REPUBLIKA.CO.ID, PHNOM PENH -- Perdana Menteri Kamboja Hun Sen telah meminta timpalannya dari Thailand, Jenderal Prayuth Chan-ocha untuk memungkinkan para ahli Kamboja memeriksa tumpukan barang antik yang disita bulan lalu dari seorang pejabat polisi senior Thailand yang dipermalukan.
Kasus itu muncul setelah mendengar bahwa kemungkinan harta karun termasuk sejumlah patung Khmer kuno di sita, kata seorang pejabat senior Sabtu (21/12).
"Selama pertemuan dengan Jenderal Prayuth Jumat, Perdana Menteri Hun Sen meminta timpalannya dari Thailand itu untuk memungkinkan arkeolog Kamboja untuk memeriksa artefak yang baru-baru ini disita.
Dia juga meminta pihak Thailand untuk melonggarkan kondisi karena Thailand selalu menuntut 100 persen bukti untuk mengklaim artefak itu," kata Kao Kim Hourn, menteri melekat pada perdana menteri Kamboja, kepada wartawan di Bandara Internasional Phnom Penh setelah Hun Sen kembali dari Thailand.
Menanggapi hal itu, Jenderal Prayuth mengatakan Thailand akan mengembalikan salah satu artefak yang disita ke Kamboja jika negara memiliki sekitar 70 atau 80 persen dari bukti untuk membuktikan bahwa artefak yang dicuri itu dari Kamboja, katanya.
Bulan lalu, polisi Thailand menyita barang antik dalam penggerebekan yang dimiliki oleh Letnan Jenderal Pongpat Chayaphan, mantan komisaris Biro Investigasi Pusat polisi Thailand.
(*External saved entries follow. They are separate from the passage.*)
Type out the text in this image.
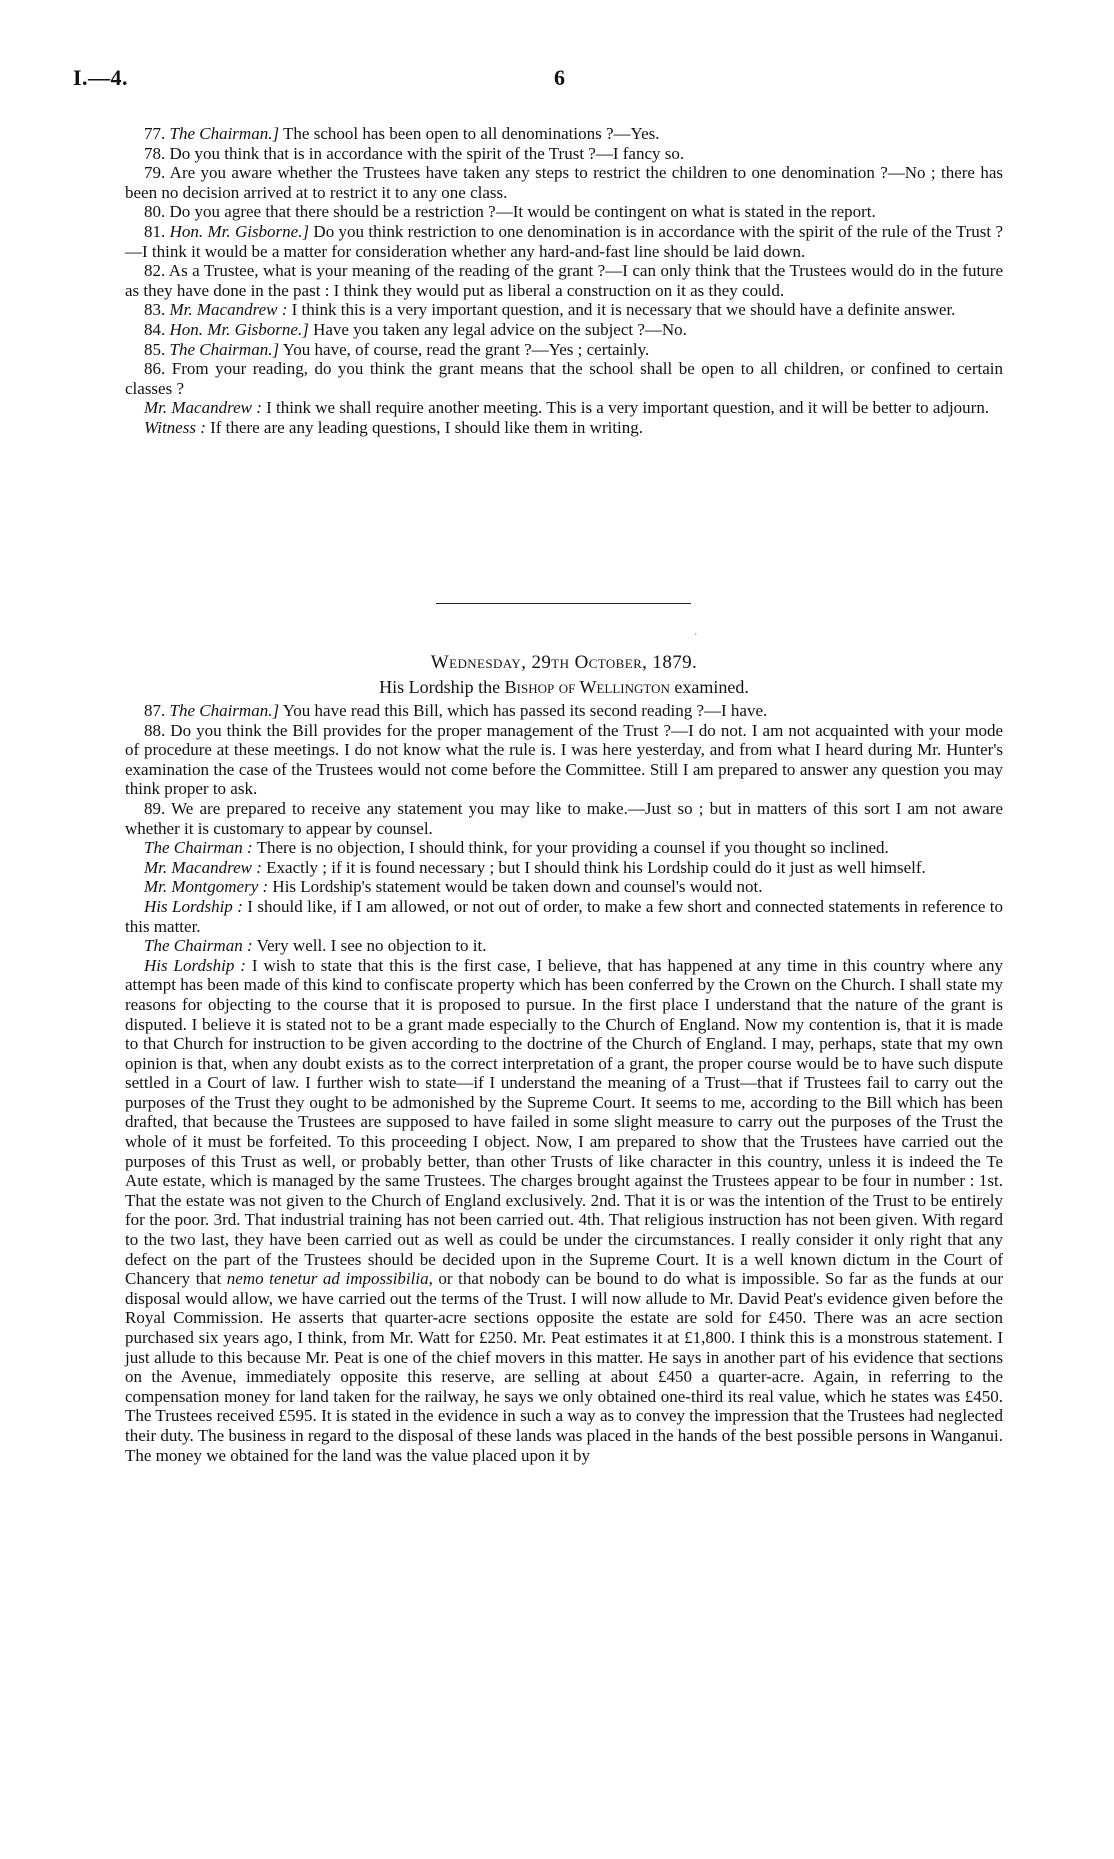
I.—4.	6

77. The Chairman.] The school has been open to all denominations ?—Yes.

78. Do you think that is in accordance with the spirit of the Trust ?—I fancy so.

79. Are you aware whether the Trustees have taken any steps to restrict the children to one denomination ?—No ; there has been no decision arrived at to restrict it to any one class.

80. Do you agree that there should be a restriction ?—It would be contingent on what is stated in the report.

81. Hon. Mr. Gisborne.] Do you think restriction to one denomination is in accordance with the spirit of the rule of the Trust ?—I think it would be a matter for consideration whether any hard-and-fast line should be laid down.

82. As a Trustee, what is your meaning of the reading of the grant ?—I can only think that the Trustees would do in the future as they have done in the past : I think they would put as liberal a construction on it as they could.

83. Mr. Macandrew : I think this is a very important question, and it is necessary that we should have a definite answer.

84. Hon. Mr. Gisborne.] Have you taken any legal advice on the subject ?—No.

85. The Chairman.] You have, of course, read the grant ?—Yes ; certainly.

86. From your reading, do you think the grant means that the school shall be open to all children, or confined to certain classes ?

Mr. Macandrew : I think we shall require another meeting. This is a very important question, and it will be better to adjourn.

Witness : If there are any leading questions, I should like them in writing.

`
Wednesday, 29th October, 1879.
His Lordship the Bishop of Wellington examined.

87. The Chairman.] You have read this Bill, which has passed its second reading ?—I have.

88. Do you think the Bill provides for the proper management of the Trust ?—I do not. I am not acquainted with your mode of procedure at these meetings. I do not know what the rule is. I was here yesterday, and from what I heard during Mr. Hunter's examination the case of the Trustees would not come before the Committee. Still I am prepared to answer any question you may think proper to ask.

89. We are prepared to receive any statement you may like to make.—Just so ; but in matters of this sort I am not aware whether it is customary to appear by counsel.

The Chairman : There is no objection, I should think, for your providing a counsel if you thought so inclined.

Mr. Macandrew : Exactly ; if it is found necessary ; but I should think his Lordship could do it just as well himself.

Mr. Montgomery : His Lordship's statement would be taken down and counsel's would not.

His Lordship : I should like, if I am allowed, or not out of order, to make a few short and connected statements in reference to this matter.

The Chairman : Very well. I see no objection to it.

His Lordship : I wish to state that this is the first case, I believe, that has happened at any time in this country where any attempt has been made of this kind to confiscate property which has been conferred by the Crown on the Church. I shall state my reasons for objecting to the course that it is proposed to pursue. In the first place I understand that the nature of the grant is disputed. I believe it is stated not to be a grant made especially to the Church of England. Now my contention is, that it is made to that Church for instruction to be given according to the doctrine of the Church of England. I may, perhaps, state that my own opinion is that, when any doubt exists as to the correct interpretation of a grant, the proper course would be to have such dispute settled in a Court of law. I further wish to state—if I understand the meaning of a Trust—that if Trustees fail to carry out the purposes of the Trust they ought to be admonished by the Supreme Court. It seems to me, according to the Bill which has been drafted, that because the Trustees are supposed to have failed in some slight measure to carry out the purposes of the Trust the whole of it must be forfeited. To this proceeding I object. Now, I am prepared to show that the Trustees have carried out the purposes of this Trust as well, or probably better, than other Trusts of like character in this country, unless it is indeed the Te Aute estate, which is managed by the same Trustees. The charges brought against the Trustees appear to be four in number : 1st. That the estate was not given to the Church of England exclusively. 2nd. That it is or was the intention of the Trust to be entirely for the poor. 3rd. That industrial training has not been carried out. 4th. That religious instruction has not been given. With regard to the two last, they have been carried out as well as could be under the circumstances. I really consider it only right that any defect on the part of the Trustees should be decided upon in the Supreme Court. It is a well known dictum in the Court of Chancery that nemo tenetur ad impossibilia, or that nobody can be bound to do what is impossible. So far as the funds at our disposal would allow, we have carried out the terms of the Trust. I will now allude to Mr. David Peat's evidence given before the Royal Commission. He asserts that quarter-acre sections opposite the estate are sold for £450. There was an acre section purchased six years ago, I think, from Mr. Watt for £250. Mr. Peat estimates it at £1,800. I think this is a monstrous statement. I just allude to this because Mr. Peat is one of the chief movers in this matter. He says in another part of his evidence that sections on the Avenue, immediately opposite this reserve, are selling at about £450 a quarter-acre. Again, in referring to the compensation money for land taken for the railway, he says we only obtained one-third its real value, which he states was £450. The Trustees received £595. It is stated in the evidence in such a way as to convey the impression that the Trustees had neglected their duty. The business in regard to the disposal of these lands was placed in the hands of the best possible persons in Wanganui. The money we obtained for the land was the value placed upon it by
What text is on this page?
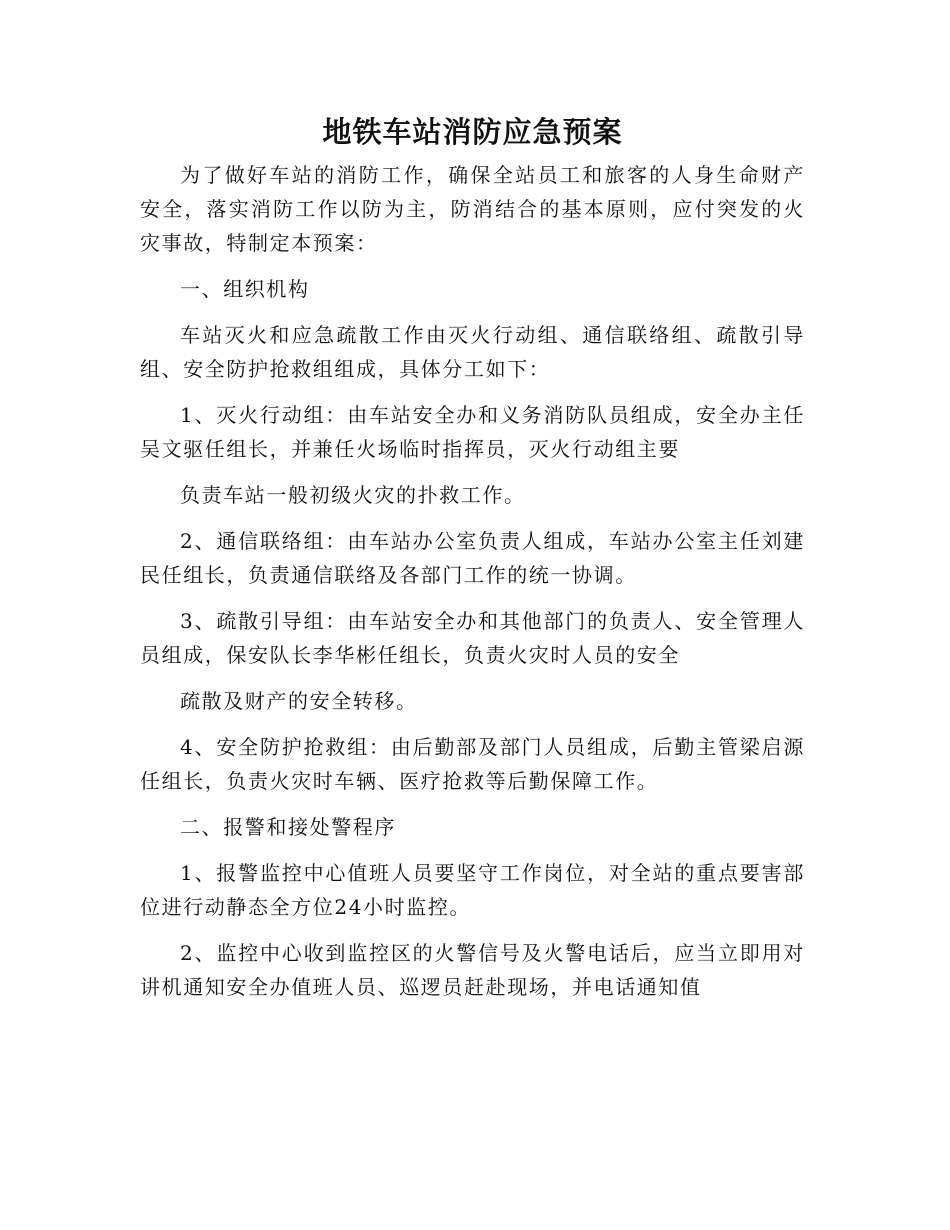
地铁车站消防应急预案

为了做好车站的消防工作，确保全站员工和旅客的人身生命财产安全，落实消防工作以防为主，防消结合的基本原则，应付突发的火灾事故，特制定本预案：

一、组织机构

车站灭火和应急疏散工作由灭火行动组、通信联络组、疏散引导组、安全防护抢救组组成，具体分工如下：

1、灭火行动组：由车站安全办和义务消防队员组成，安全办主任吴文驱任组长，并兼任火场临时指挥员，灭火行动组主要

负责车站一般初级火灾的扑救工作。

2、通信联络组：由车站办公室负责人组成，车站办公室主任刘建民任组长，负责通信联络及各部门工作的统一协调。

3、疏散引导组：由车站安全办和其他部门的负责人、安全管理人员组成，保安队长李华彬任组长，负责火灾时人员的安全

疏散及财产的安全转移。

4、安全防护抢救组：由后勤部及部门人员组成，后勤主管梁启源任组长，负责火灾时车辆、医疗抢救等后勤保障工作。

二、报警和接处警程序

1、报警监控中心值班人员要坚守工作岗位，对全站的重点要害部位进行动静态全方位24小时监控。

2、监控中心收到监控区的火警信号及火警电话后，应当立即用对讲机通知安全办值班人员、巡逻员赶赴现场，并电话通知值
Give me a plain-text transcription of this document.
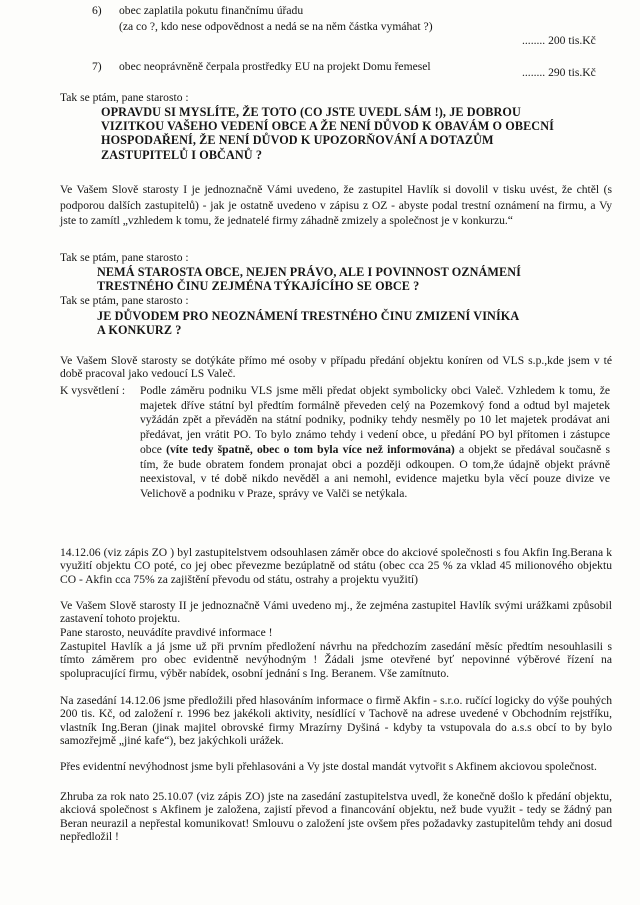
6) obec zaplatila pokutu finančnímu úřadu
(za co ?, kdo nese odpovědnost a nedá se na něm částka vymáhat ?)
........ 200 tis.Kč
7) obec neoprávněně čerpala prostředky EU na projekt Domu řemesel	........ 290 tis.Kč

Tak se ptám, pane starosto :

OPRAVDU SI MYSLÍTE, ŽE TOTO (CO JSTE UVEDL SÁM !), JE DOBROU
VIZITKOU VAŠEHO VEDENÍ OBCE A ŽE NENÍ DŮVOD K OBAVÁM O OBECNÍ
HOSPODAŘENÍ, ŽE NENÍ DŮVOD K UPOZORŇOVÁNÍ A DOTAZŮM
ZASTUPITELŮ I OBČANŮ ?

Ve Vašem Slově starosty I je jednoznačně Vámi uvedeno, že zastupitel Havlík si dovolil v tisku uvést, že chtěl (s podporou dalších zastupitelů) - jak je ostatně uvedeno v zápisu z OZ - abyste podal trestní oznámení na firmu, a Vy jste to zamítl „vzhledem k tomu, že jednatelé firmy záhadně zmizely a společnost je v konkurzu.“

Tak se ptám, pane starosto :

NEMÁ STAROSTA OBCE, NEJEN PRÁVO, ALE I POVINNOST OZNÁMENÍ
TRESTNÉHO ČINU ZEJMÉNA TÝKAJÍCÍHO SE OBCE ?

Tak se ptám, pane starosto :

JE DŮVODEM PRO NEOZNÁMENÍ TRESTNÉHO ČINU ZMIZENÍ VINÍKA
A KONKURZ ?

Ve Vašem Slově starosty se dotýkáte přímo mé osoby v případu předání objektu koníren od VLS s.p.,kde jsem v té době pracoval jako vedoucí LS Valeč.

K vysvětlení : Podle záměru podniku VLS jsme měli předat objekt symbolicky obci Valeč. Vzhledem k tomu, že majetek dříve státní byl předtím formálně převeden celý na Pozemkový fond a odtud byl majetek vyžádán zpět a převáděn na státní podniky, podniky tehdy nesměly po 10 let majetek prodávat ani předávat, jen vrátit PO. To bylo známo tehdy i vedení obce, u předání PO byl přítomen i zástupce obce (víte tedy špatně, obec o tom byla více než informována) a objekt se předával současně s tím, že bude obratem fondem pronajat obci a později odkoupen. O tom,že údajně objekt právně neexistoval, v té době nikdo nevěděl a ani nemohl, evidence majetku byla věcí pouze divize ve Velichově a podniku v Praze, správy ve Valči se netýkala.

14.12.06 (viz zápis ZO ) byl zastupitelstvem odsouhlasen záměr obce do akciové společnosti s fou Akfin Ing.Berana k využití objektu CO poté, co jej obec převezme bezúplatně od státu (obec cca 25 % za vklad 45 milionového objektu CO - Akfin cca 75% za zajištění převodu od státu, ostrahy a projektu využití)

Ve Vašem Slově starosty II je jednoznačně Vámi uvedeno mj., že zejména zastupitel Havlík svými urážkami způsobil zastavení tohoto projektu.

Pane starosto, neuvádíte pravdivé informace !

Zastupitel Havlík a já jsme už při prvním předložení návrhu na předchozím zasedání měsíc předtím nesouhlasili s tímto záměrem pro obec evidentně nevýhodným ! Žádali jsme otevřené byť nepovinné výběrové řízení na spolupracující firmu, výběr nabídek, osobní jednání s Ing. Beranem. Vše zamítnuto.

Na zasedání 14.12.06 jsme předložili před hlasováním informace o firmě Akfin - s.r.o. ručící logicky do výše pouhých 200 tis. Kč, od založení r. 1996 bez jakékoli aktivity, nesídlící v Tachově na adrese uvedené v Obchodním rejstříku, vlastník Ing.Beran (jinak majitel obrovské firmy Mrazírny Dyšiná - kdyby ta vstupovala do a.s.s obcí to by bylo samozřejmě „jiné kafe“), bez jakýchkoli urážek.

Přes evidentní nevýhodnost jsme byli přehlasováni a Vy jste dostal mandát vytvořit s Akfinem akciovou společnost.

Zhruba za rok nato 25.10.07 (viz zápis ZO) jste na zasedání zastupitelstva uvedl, že konečně došlo k předání objektu, akciová společnost s Akfinem je založena, zajistí převod a financování objektu, než bude využit - tedy se žádný pan Beran neurazil a nepřestal komunikovat! Smlouvu o založení jste ovšem přes požadavky zastupitelům tehdy ani dosud nepředložil !
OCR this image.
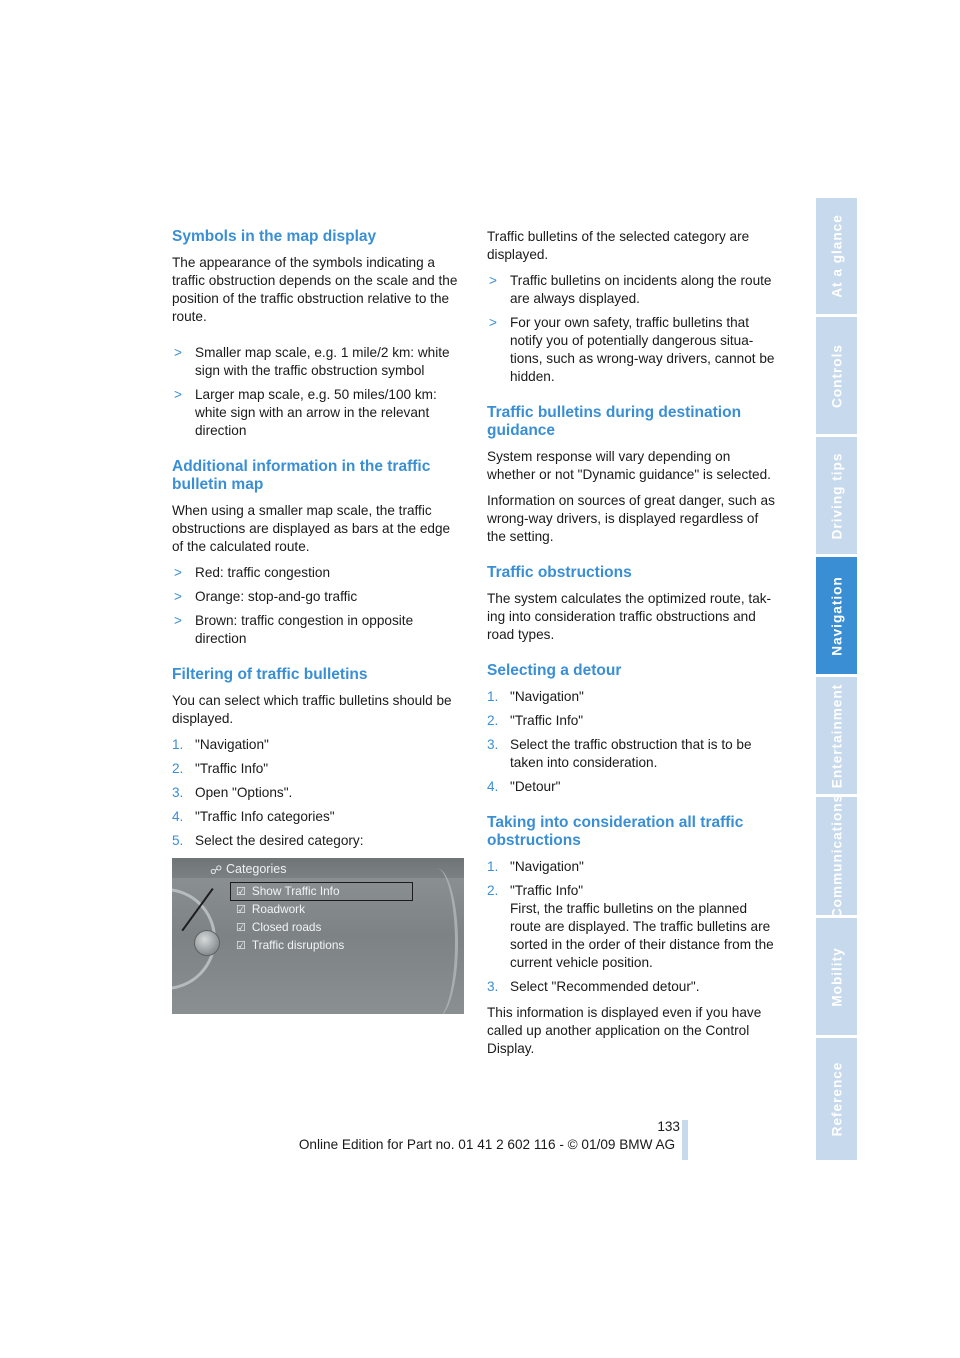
Symbols in the map display

The appearance of the symbols indicating a traffic obstruction depends on the scale and the position of the traffic obstruction relative to the route.

> Smaller map scale, e.g. 1 mile/2 km: white sign with the traffic obstruction symbol
> Larger map scale, e.g. 50 miles/100 km: white sign with an arrow in the relevant direction
Additional information in the traffic bulletin map

When using a smaller map scale, the traffic obstructions are displayed as bars at the edge of the calculated route.

> Red: traffic congestion
> Orange: stop-and-go traffic
> Brown: traffic congestion in opposite direction
Filtering of traffic bulletins

You can select which traffic bulletins should be displayed.

1. "Navigation"
2. "Traffic Info"
3. Open "Options".
4. "Traffic Info categories"
5. Select the desired category:
☍ Categories
☑ Show Traffic Info
☑ Roadwork
☑ Closed roads
☑ Traffic disruptions

Traffic bulletins of the selected category are displayed.

> Traffic bulletins on incidents along the route are always displayed.
> For your own safety, traffic bulletins that notify you of potentially dangerous situa-tions, such as wrong-way drivers, cannot be hidden.
Traffic bulletins during destination guidance

System response will vary depending on whether or not "Dynamic guidance" is selected.

Information on sources of great danger, such as wrong-way drivers, is displayed regardless of the setting.

Traffic obstructions

The system calculates the optimized route, tak-ing into consideration traffic obstructions and road types.

Selecting a detour
1. "Navigation"
2. "Traffic Info"
3. Select the traffic obstruction that is to be taken into consideration.
4. "Detour"
Taking into consideration all traffic obstructions
1. "Navigation"
2. "Traffic Info"
First, the traffic bulletins on the planned route are displayed. The traffic bulletins are sorted in the order of their distance from the current vehicle position.
3. Select "Recommended detour".

This information is displayed even if you have called up another application on the Control Display.

At a glance
Controls
Driving tips
Navigation
Entertainment
Communications
Mobility
Reference
133
Online Edition for Part no. 01 41 2 602 116 - © 01/09 BMW AG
Dalam serangkaian penggerebekan, polisi menemukan kubah bawah tanah menyimpan asset-aset senilai lebih dari 60 juta dolar AS, termasuk sekitar 50 artefak sejarah senilai 1.520.000 dolar AS, menurut satu laporan di surat kabar The Nation of Thailand.
Barang-barang itu ditemukan dari era estate Pongpat sampai ke kerajaan Khmer, Laos, Myanmar, Ayutthaya dan Rattanakosin kuno, kata surat kabar itu, dan menambahkan bahwa di antara barang-barang yang disita adalah 13 dewa dan gambar Buddha yang dibentuk dalam gaya Khmer.
Hun Sen berada di Thailand untuk menghadiri KTT kelima Greater Mekong Subregion dan bertemu dengan Jenderal Prayuth di sela-sela KTT.